Lucky Logan Finds Love
be with him. I hate to miss a minute of his company when he has been away for so long.”
    Belinda knew she did not want her to accompany her and she went to her own room.
    She wondered if perhaps now that he had returned, Marcus Logan would suggest that his mother should dispense with her services.
    She realised, a little to her surprise, that she had no wish to go.
    She had been horrified at the idea of coming here in the first place when her stepfather had suggested it.
    Now she had to admit to herself that she found Marcus Logan extremely interesting.
    He was very different from the man she had thought he would be and when they had argued, he had been really enthusiastic about it.
    He was not in the least condescending, as he might have been.
    ‘He is so knowledgeable. He has learnt everything he knows at first hand. I have been only a pupil,’ Belinda told herself.
    She wondered why she had ever imagined that he would be dull and pedantic and, although it was perhaps not exactly the right word, rather sinister.
    When her stepfather had talked about it, it had seemed rather creepy that he should have this strange perception for finding precious stones.
    In her mind this had become mixed up with witch doctors, wizards, sorceresses and strange religions that made peculiar sacrifices to their Gods.
    It was therefore astonishing to find that Lord Logan was young, smart and obviously enchanted with life.
    As they looked at the books, he described the people living in some of the places he had been to. He made it seem so real that Belinda could almost see a picture of it.
    There would be Mosques and Temples, camels moving through narrow streets, donkeys carrying great burdens. There would be small children with huge dark eyes, playing in the sand.
    ‘He is so lucky to have been able to go there himself,’ she thought. ‘I can only make my mind translate what I read into a picture of what is happening in another part of the world.’

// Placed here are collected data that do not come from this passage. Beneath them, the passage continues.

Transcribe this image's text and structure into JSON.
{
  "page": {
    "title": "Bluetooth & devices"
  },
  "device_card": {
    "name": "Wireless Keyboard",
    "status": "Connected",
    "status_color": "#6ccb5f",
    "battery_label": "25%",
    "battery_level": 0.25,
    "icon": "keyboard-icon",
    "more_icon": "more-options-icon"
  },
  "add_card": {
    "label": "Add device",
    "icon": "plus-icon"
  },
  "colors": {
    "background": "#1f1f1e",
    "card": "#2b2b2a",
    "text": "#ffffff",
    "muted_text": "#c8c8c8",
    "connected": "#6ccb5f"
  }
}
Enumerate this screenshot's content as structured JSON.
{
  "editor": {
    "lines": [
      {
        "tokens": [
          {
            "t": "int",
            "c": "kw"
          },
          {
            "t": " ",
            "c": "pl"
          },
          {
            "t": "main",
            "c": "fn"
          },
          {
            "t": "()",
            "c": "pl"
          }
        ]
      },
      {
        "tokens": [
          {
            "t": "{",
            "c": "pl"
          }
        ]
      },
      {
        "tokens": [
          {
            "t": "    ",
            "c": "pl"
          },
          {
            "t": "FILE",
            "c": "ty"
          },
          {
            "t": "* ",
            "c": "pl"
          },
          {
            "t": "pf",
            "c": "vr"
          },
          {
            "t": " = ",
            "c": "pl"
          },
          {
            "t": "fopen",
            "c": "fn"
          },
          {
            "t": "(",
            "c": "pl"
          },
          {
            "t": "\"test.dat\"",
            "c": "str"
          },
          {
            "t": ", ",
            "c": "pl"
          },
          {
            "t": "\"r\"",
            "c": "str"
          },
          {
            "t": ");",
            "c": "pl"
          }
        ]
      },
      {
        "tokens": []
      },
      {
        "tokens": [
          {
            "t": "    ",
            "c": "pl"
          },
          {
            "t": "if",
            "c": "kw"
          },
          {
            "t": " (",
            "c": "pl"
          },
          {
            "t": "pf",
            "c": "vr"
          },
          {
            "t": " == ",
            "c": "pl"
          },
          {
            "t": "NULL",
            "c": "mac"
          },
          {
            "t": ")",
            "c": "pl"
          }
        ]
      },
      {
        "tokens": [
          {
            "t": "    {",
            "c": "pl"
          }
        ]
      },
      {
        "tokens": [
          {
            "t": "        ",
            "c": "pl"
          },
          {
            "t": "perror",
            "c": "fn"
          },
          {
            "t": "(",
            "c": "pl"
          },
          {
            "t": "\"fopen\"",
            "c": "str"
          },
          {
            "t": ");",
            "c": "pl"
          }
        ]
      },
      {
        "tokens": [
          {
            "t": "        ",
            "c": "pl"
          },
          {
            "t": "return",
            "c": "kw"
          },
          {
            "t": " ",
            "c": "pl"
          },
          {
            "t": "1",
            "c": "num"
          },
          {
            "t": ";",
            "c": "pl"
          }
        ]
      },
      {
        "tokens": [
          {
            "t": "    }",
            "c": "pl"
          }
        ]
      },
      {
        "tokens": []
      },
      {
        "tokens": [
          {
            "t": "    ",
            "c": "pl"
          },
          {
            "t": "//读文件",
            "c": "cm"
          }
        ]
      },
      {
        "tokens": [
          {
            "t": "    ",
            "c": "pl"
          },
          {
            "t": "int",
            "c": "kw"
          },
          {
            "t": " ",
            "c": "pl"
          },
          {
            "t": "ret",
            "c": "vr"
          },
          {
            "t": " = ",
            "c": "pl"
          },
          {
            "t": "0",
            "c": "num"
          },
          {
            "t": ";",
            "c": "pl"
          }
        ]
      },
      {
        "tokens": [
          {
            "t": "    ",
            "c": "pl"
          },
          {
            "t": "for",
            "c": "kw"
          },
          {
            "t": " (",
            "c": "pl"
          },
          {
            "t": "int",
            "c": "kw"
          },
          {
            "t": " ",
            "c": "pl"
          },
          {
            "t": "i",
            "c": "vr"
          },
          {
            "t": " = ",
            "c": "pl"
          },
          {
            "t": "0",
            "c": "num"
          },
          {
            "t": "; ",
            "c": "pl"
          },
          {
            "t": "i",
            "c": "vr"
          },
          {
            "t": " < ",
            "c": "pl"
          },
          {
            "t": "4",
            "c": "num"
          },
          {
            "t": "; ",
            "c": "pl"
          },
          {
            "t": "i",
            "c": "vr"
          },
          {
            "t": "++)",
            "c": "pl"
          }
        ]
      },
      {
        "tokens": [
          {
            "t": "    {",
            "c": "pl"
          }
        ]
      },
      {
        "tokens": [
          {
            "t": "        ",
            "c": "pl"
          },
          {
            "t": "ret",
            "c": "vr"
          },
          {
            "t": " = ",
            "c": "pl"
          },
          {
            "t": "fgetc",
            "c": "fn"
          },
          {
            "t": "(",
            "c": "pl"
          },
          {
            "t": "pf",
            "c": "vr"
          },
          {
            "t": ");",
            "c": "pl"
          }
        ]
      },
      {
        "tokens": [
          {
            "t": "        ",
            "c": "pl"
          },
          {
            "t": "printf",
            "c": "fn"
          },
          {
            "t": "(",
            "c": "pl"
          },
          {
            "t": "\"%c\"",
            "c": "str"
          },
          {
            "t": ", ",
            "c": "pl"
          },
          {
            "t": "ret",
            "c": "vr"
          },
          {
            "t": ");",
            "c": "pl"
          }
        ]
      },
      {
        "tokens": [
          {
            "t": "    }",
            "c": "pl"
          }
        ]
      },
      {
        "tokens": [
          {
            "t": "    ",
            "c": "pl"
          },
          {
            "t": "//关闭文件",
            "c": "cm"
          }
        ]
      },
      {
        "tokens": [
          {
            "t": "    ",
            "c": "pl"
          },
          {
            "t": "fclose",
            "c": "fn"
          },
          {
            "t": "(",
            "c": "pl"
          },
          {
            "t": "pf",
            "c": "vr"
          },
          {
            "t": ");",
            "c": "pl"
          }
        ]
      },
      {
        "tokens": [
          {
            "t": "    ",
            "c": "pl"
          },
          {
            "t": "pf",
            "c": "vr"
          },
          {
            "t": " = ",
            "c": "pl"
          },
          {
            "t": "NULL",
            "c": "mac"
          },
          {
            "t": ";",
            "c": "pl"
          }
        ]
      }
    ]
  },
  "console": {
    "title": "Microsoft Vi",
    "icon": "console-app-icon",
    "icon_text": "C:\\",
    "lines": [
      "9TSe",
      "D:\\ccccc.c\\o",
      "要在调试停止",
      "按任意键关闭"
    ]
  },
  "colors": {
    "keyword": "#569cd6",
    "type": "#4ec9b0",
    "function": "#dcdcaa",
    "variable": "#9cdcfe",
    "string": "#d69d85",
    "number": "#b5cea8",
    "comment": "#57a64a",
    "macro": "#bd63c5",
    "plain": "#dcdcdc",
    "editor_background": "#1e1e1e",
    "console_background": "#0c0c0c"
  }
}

    She wondered, now that Marcus Logan had returned, whether as a now superfluous reader she would be banished to her own room.
    She remembered that when she was young her Governesses had always dined in the schoolroom.
    ‘I suppose I am now on the same level and therefore I must not complain,’ she told herself.
    She could not help thinking it would be very exciting to hear Lord Logan talking about the places he had just visited.
    As she thought about it, she remembered why she was in this beautiful house in the middle of Regent’s Park.
    The instructions her stepfather had given her before he had deposited her here flowed into her mind.
    “I will arrange for there to be a Hackney Carriage outside the gates,” he had said. “It will ostensibly be waiting to be hired, but actually it will be waiting only for you.”
    Belinda was listening and waiting for him to explain.
    “The Hackney Carriage will bring you,” her stepfather went on, “to wherever I am staying. I am not yet certain where that will be, but tonight it will be with
Madame
Yvonne.”
    He was speaking as if he were thinking it out for himself.
    Quickly, as if he was embarrassed at what he had said, he went on,
    “As I cannot afford to pay for anything myself, I am forced to rely on my friends.”
    “Yes – yes – ” Belinda murmured.
    D’Arcy Rowland then continued,
    “The driver of the Hackney Carriage will be told where he is to bring you the moment you know where Logan has just come from.”
    He tightened his grip on the reins as he continued,
    “And for God’s sake, don’t waste any time. Run from the house immediately, just as you are. Jump into the carriage, and then I will be able to set the wheels in motion, which will make us both rich enough to laugh at everything and everybody!”
    It had sounded quite easy at the time.
    Now Belinda was once again struggling with her conscience.
    Lady Logan had been kind enough to engage her.
    Marcus Logan had obviously accepted her.